This year, you’re getting an extra $6,000 in the Tax-Free Savings Account (TFSA) contribution room. That $6,000 could grow to an impressive sum if invested wisely. Even at an “OK” annual return of 10%, you’d turn $6,000 into $12,000 in 7.2 years. That’s not a small sum of money.
In fact, you could invest more than $6,000, resulting in a larger ending amount. Last year, there was $69,500 in total TFSA space available. This year’s extra $6,000 increases the amount to $75,500. If you were at least 18 in 2009, and haven’t contributed yet, you’re entitled to all that space.

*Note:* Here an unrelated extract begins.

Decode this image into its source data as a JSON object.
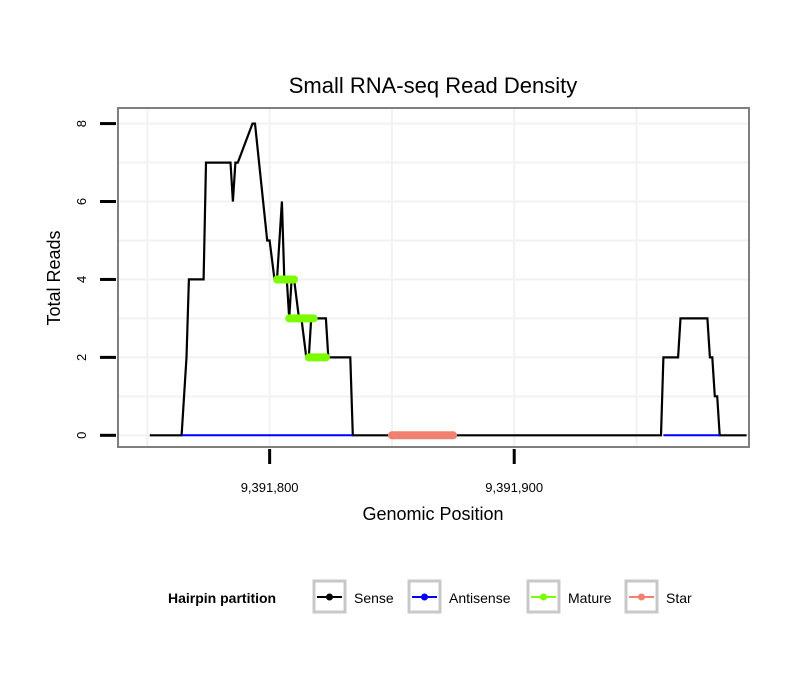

With that in mind, here are some ideas for where to invest your new $6,000 in TFSA contribution space in 2021.
What $6,000 buys you
With $6,000, you can buy any of the common publicly traded or bank-offered TFSA investments:
- Stocks
- Stock ETFs
- Mutual funds
- GICs
- Bond funds
- Savings deposits
There are six items in the list above. If you wanted to diversify broadly, you could invest $1,000 into each of those asset categories. That would be a pretty well diversified portfolio that you could buy with just $6,000 up front. If you’re interested in doing that, speak with a financial advisor at your bank.
Some of the assets listed above can only be purchased through a bank or a similar intermediary. As for stocks, read on, because there are a few Canadian equities worth looking into in 2021.
Some stocks looking good in 2021
There are plenty of Canadian stocks looking good as we head into 2021. Generally, you should buy a lot of stocks rather than just one, because diversification reduces risk. I’ll highlight two individual stocks below to help you get started on your hunt for stocks worth buying.
The Toronto-Dominion Bank (TSX:TD)(NYSE:TD) is one of the best Canadian bank stocks heading into 2021. Unlike most Canadian banks, which are still recovering from their COVID-19 damage, TD is already back to positive year-over-year growth. In the fourth quarter, it grew earnings by 80% year over year, or 1% if you exclude unusual/infrequent items. The 1% number is the most instructive.
TD closed its monster TD Ameritrade sale in the fourth quarter, which resulted in a massive $2 billion payday. That windfall won’t recur in the future, so it’s probably best ignored. On the other hand, TD does now have a 13.5% stake in Charles Schwab–the world’s largest brokerage company–because of the sale. That investment should help drive TD’s earnings growth well into the future.
Another Canadian stock looking pretty good right now is Canadian Tire Corp (TSX:CTC.A). It had a wild ride in 2020, dropping precipitously in the COVID-19 market crash, then surging back with equal fury later.
Early on, CTC.A’s business got rocked by the pandemic. The combination of retail closures and tanking gasoline sales led to a $0.22 loss per share in the first quarter. Later, though, the company saw e-commerce sales surge 400%. In the third quarter, the company saw revenue climb 18.9% and earnings 43% year over year.
Clearly, this is a company that has much to gain in the post-COVID recovery. By buying it now, you could be setting yourself up for the next rally before it comes.